O legado platônico foi fundamental para o pensamento ocidental a respeito da beleza. O banquete, diálogo de Platão no qual a beleza é apresentada como paradigma de sua Teoria das Ideias. O banquete, a beleza é discutido em estreita conexão com Eros. Amor é sempre amor por alguma coisa. Belo é aquilo a que o Amor é intencionalmente dirigido. Sendo hoje nossa ideia de beleza totalmente contaminada por essa ideia ocidental, toda busca estética é por alcançá-la, uma forma de dominação das nossas mentes e corpos.
Dentro dessa ideia existe uma xenofobia que combina beleza com relações políticas e a ideia de quem é bom, que beleza reflete a bondade, anjos de olhos azuis, brancos, traços finos e olhares blasé.
Todo esse questionamento não nega toda a estética construída pelos povos do mundo, as pinturas corporais africanas e indianas, suas cores e tecidos, adornos e penteados, até porque quase tudo que esteticamente, vale a pena, foi construído pelo oriente e pela África e movimenta a indústria da estética e da moda no mundo em uma apropriação cultural desmedida e muitas vezes desrespeitosa, produzindo escravização e domínio cultural.

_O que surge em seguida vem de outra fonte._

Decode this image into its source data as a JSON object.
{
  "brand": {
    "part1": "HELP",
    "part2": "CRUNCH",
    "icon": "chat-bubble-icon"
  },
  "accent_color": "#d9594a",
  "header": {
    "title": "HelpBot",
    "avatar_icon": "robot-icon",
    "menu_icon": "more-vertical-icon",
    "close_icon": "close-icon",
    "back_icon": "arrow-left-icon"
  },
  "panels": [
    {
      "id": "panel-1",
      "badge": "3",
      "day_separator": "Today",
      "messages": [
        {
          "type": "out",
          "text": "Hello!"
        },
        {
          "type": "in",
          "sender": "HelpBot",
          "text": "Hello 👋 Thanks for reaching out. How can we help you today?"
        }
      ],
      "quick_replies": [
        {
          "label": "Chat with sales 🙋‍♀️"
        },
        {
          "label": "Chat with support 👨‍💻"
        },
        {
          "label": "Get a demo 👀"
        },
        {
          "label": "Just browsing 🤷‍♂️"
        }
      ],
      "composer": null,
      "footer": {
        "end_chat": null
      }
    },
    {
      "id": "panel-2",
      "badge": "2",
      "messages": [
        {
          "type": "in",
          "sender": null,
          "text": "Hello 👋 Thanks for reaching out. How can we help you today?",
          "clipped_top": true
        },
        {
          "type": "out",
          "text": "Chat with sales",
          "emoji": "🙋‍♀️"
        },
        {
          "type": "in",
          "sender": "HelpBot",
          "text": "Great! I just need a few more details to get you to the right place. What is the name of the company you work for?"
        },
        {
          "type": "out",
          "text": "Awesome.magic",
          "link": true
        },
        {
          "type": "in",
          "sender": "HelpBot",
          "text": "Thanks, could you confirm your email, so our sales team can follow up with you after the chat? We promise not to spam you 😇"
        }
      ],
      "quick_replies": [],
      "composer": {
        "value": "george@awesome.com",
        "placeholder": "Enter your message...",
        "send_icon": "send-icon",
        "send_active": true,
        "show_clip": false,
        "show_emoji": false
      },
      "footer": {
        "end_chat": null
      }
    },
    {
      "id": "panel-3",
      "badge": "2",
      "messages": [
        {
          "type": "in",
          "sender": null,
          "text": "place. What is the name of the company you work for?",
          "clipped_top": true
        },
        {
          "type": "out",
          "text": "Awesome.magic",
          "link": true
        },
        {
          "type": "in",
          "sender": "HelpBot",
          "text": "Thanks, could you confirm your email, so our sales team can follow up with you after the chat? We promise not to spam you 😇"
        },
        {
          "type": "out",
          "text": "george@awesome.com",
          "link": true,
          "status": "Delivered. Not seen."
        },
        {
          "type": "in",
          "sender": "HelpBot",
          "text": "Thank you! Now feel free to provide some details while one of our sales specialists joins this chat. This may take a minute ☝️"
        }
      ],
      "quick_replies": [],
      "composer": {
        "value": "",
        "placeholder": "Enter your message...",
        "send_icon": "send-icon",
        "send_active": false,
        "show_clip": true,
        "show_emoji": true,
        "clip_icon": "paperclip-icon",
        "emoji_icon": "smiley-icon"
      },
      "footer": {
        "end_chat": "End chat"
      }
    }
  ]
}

Como essas questões permeiam as periferias são diversas, desde um consumo que promove o empobrecimento material para manter esses padrões, até questões psicológicas sobre nossa beleza, fazendo com que a verdade sobre quem somos, seja substituída pelo que o mercado precisa que a gente consuma. Como disse Emicida “As redes sociais dá o que nóis quê, enquanto rouba o que nóis precisa.” – EP Amarelo.
A binaridade entre o bom e belo que permeia as agências de trabalho, a porta dos restaurantes e shopping center, os comentários nas redes sociais, refletem não só o racismo estrutural, mas valores eurocêntricos de sua filosofia arbitrária, baseadas na ideia de homocentrismo que criou toda a exploração moderna.
Pensar que somos seres que fazem parte da natureza e com isso, assim como ela somos cíclicos e perenes, é uma ferramenta de libertação de amarras, e mais adiante que a beleza não reflete a bondade, e sim um utilitarismo social dos olhos ocidentais estabelecidos na elite de comando econômico.
A beleza está nos olhos de quem vê, dizia minha mãe, arremato esse ditado popular retomando que ver e enxergar são dois lados da mesma questão, estamos vendo as pessoas ou só enxergando sua existência?